En vertu de la loi, l’État du Sénégal peut donc octroyer des terres à des investisseurs privés et spolier les agriculteurs de leurs parcelles s’il juge la transaction opportune pour des raisons d’utilité publique.
« L’accès au foncier est un problème qui s’accélère depuis la crise mondiale de 2008 », indique Mme Mariam Sow, présidente du conseil d’administration d’ENDA tiers-monde, une organisation internationale oeuvrant à la promotion d’une société plus juste et plus équitable par le changement politique, économique et social.
En effet, de plus en plus d’investisseurs étrangers convoitent les terres du Sénégal. Il s’agit tantôt d’États désireux d’assurer la sécurité alimentaire de leurs citoyens, tantôt d’acquéreurs intéressés par les retombées financières que leur exploitation peut rapporter.
« C’est très inquiétant, parce qu’ils récupèrent nos ressources foncières pour faire de grandes cultures, souvent destinées à l’exportation, qui engendrent une dégradation [des sols] encore plus forte pour les populations locales et qui contribuent à créer une insécurité alimentaire encore plus grande », souligne Mme Sow.
Sous la pression de la société civile, après son élection en 2012, le président Macky Sall a mis en place une commission nationale de réforme foncière chargée de proposer un texte de politique foncière. Ce dernier a bel et bien été élaboré et soumis aux plus hautes autorités, mais est demeuré sans suites après la dissolution de la commission.
« Nous attendons impatiemment l’adoption d’une réforme foncière, confie Mme Sow. La société civile, et ENDA en particulier, a développé une bataille très forte par rapport à ces multinationales. Mais ce qui est difficile, c’est qu’il y a une pression importante de l’international qui cherche toujours à garder une mainmise autour des ressources africaines. »
Pour une agriculture écologique et locale
Pour répondre au défi de la sécurité alimentaire, plusieurs estiment que le milieu agricole sénégalais doit effectuer une transition vers une agriculture plus écologique et plus durable.

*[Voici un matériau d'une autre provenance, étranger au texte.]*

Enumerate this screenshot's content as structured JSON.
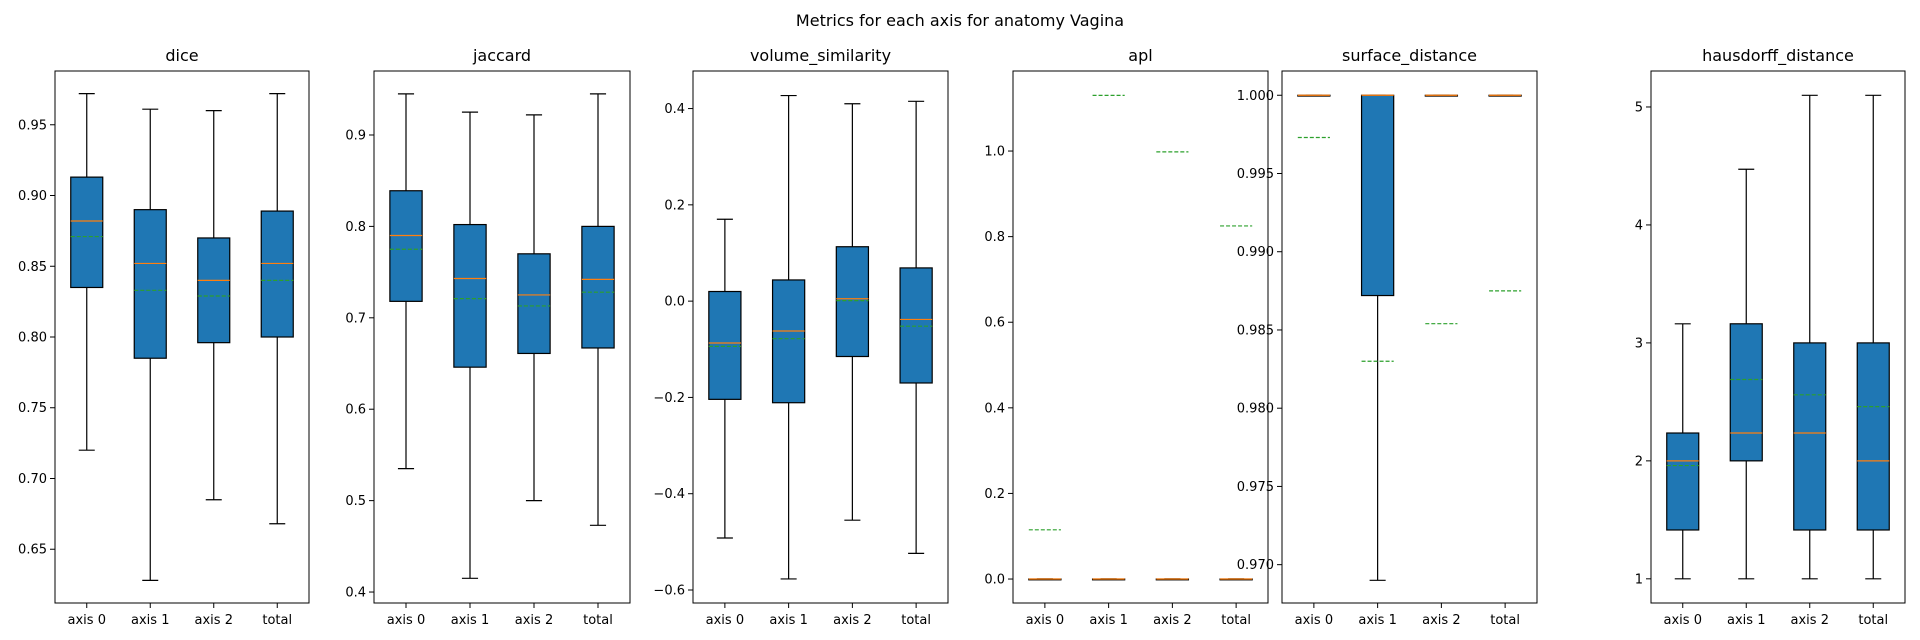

Avec le soutien d’organisations comme ENDA, plusieurs agriculteurs ont amorcé un changement de pratiques, notamment en diversifiant leurs cultures, en adoptant des méthodes biologiques et en évitant de recourir aux produits chimiques, mais ceux-ci restent encore insuffisamment nombreux. « Si on n’accélère pas cette transition, nous sacrifierons tout un continent et toute une génération future, juge la militante d’ENDA tiers-monde. Il y a beaucoup de dispositifs à mettre en place pour soutenir cette transition. Il faut se doter d’une vision politique plus claire et instaurer des mécanismes de financement d’une agriculture plus durable. […] Il faut aussi se mettre à former des jeunes qui vont devenir des paysans intellectuels qui travaillent en connaissance de cause. » La valorisation des produits locaux figure également au palmarès des priorités. Considérant que les besoins alimentaires des Sénégalais sont aujourd’hui couverts à près de 70 % par des importations, principalement de riz, de blé et de maïs, le défi s’annonce de taille.
De passage au Canada
Mme Sow entame ces jours-ci un séjour au Canada. Le 30 octobre, aux côtés de l’organisation canadienne Inter Pares, elle prendra la parole à Ottawa lors du lancement officiel du plus récent rapport de l’Organisation des Nations unies pour l’alimentation et l’agriculture (FAO). Elle participera également à l’événement la Tablée des idées, le 10e forum du Réseau pour une alimentation durable, lequel aura lieu du 1er au 4 novembre. Elle y discutera de l’impact de l’agriculture industrielle et du besoin urgent d’une transition vers l’agriculture écologique en Afrique.